Here is a proof that does not use the Honda-Tate theory.

Notice that the quadratic field 
$K=Q(\alpha)$ may be viewed as the subfield of the endomorphism algebra $End^0(E)=End(E)\otimes Q$ with the same identity element. Here $End(E)$ is the algebra of ALL endomorphisms of $E$ over an algebraic closure of $F_q$.

1) Suppose that $E$ is ordinary and $T_p(E)$ is its physical $p$-adic Tate module, which is a free $Z_p$-module of rank 1. Let us consider the corresponding $Q_p$-vector space $V_p(E)=T_p(E)\otimes_{Z_p}Q_p$, which is a one-dimensional vector space over the field $Q_p$ of $p$-adic numbers.  

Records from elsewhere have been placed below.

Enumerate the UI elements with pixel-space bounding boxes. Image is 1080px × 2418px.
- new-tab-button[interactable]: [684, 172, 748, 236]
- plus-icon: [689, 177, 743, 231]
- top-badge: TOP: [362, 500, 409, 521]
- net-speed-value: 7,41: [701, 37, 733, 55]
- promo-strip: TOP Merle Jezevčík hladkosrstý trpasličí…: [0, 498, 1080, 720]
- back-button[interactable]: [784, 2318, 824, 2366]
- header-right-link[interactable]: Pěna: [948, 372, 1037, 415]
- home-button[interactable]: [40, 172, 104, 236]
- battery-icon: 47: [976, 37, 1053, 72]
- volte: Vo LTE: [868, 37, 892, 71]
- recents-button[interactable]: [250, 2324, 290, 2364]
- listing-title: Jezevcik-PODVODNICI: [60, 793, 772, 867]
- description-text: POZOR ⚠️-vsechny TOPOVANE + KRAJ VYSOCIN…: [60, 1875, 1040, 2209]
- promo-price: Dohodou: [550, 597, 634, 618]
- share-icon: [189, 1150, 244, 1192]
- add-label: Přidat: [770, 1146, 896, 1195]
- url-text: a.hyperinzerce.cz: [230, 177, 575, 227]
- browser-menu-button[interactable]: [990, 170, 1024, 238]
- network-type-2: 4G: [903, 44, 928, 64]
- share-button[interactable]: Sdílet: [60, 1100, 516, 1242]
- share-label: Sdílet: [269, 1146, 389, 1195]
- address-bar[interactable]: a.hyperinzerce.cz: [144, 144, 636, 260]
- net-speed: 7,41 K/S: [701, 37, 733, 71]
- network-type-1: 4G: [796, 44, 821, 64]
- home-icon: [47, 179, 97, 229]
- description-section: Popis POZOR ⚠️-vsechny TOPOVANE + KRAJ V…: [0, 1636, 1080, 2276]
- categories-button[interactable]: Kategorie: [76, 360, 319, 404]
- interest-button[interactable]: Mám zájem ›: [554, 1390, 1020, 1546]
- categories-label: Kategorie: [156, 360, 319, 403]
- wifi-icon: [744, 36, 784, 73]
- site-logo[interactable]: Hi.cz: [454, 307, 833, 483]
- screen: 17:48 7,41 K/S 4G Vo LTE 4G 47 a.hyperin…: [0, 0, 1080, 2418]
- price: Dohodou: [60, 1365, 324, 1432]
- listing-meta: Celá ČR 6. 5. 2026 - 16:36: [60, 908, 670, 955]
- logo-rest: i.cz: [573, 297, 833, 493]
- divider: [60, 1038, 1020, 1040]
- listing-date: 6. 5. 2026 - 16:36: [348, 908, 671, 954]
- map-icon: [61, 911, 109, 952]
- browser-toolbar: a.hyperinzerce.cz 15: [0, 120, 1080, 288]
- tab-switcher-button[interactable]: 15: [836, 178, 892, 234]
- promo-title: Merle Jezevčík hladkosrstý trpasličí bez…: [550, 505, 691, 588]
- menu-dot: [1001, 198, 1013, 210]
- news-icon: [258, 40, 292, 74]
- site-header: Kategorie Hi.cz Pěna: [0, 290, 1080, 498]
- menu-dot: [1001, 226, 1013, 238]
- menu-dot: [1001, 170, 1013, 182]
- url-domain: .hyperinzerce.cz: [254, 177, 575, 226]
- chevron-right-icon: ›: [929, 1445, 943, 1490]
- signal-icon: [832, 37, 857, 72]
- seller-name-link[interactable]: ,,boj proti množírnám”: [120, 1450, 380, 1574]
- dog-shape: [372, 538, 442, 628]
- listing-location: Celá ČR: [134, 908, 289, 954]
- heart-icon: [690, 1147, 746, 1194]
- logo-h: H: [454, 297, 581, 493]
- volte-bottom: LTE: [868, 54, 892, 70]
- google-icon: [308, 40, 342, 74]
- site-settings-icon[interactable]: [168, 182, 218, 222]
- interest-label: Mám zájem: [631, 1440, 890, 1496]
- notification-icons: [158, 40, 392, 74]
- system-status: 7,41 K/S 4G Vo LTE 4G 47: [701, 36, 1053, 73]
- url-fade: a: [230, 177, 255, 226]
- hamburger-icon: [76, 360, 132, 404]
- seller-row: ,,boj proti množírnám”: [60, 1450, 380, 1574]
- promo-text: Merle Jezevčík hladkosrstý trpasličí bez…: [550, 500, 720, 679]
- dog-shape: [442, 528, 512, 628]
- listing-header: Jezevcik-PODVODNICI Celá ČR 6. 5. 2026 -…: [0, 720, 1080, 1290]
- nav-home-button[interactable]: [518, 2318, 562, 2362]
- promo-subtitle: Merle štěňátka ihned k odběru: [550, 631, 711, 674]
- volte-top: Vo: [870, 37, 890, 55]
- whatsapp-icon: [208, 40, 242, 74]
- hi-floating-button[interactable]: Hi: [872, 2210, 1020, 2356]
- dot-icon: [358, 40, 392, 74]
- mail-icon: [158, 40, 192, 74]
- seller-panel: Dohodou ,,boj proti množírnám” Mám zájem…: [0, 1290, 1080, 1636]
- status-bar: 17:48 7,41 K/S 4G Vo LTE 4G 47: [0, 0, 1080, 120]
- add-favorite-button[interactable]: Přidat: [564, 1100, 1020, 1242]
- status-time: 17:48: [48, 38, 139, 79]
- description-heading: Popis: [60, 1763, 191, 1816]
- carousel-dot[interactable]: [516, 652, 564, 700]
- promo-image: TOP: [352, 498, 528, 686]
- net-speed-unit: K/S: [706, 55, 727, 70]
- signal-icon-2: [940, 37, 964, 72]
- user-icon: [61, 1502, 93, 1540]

By functoriality, there is the natural $Q_p$-algebra homomomorphism

$$K_p=K\otimes_Q Q_p \to End_{Q_p}(V_p(E))=Q_p,$$
which sends $1$ to $1$ and therefore is not zero.  Since $K_p$ has $Q_p$-dimension $2>1$, this homomorphism is not injective and therefore $K_p$ is NOT a field, i.e., $p$ splits in $K=Q(\alpha)$.


2) Suppose that $E$ is supersingular. Then 
$$End(E)\otimes Q_p=End^0(E)\otimes_Q Q_p$$
is a division algebra over $Q_p$ of dimension 4 that contains
$K_p=K\otimes_Q Q_p$ as a $Q_p$-subalgebra. Since $End^0(E)\otimes_Q Q_p$ has no zero divisors, $K_p$ also has no zero divisors, i.e., $p$ does NOT split in $K=Q(\alpha)$.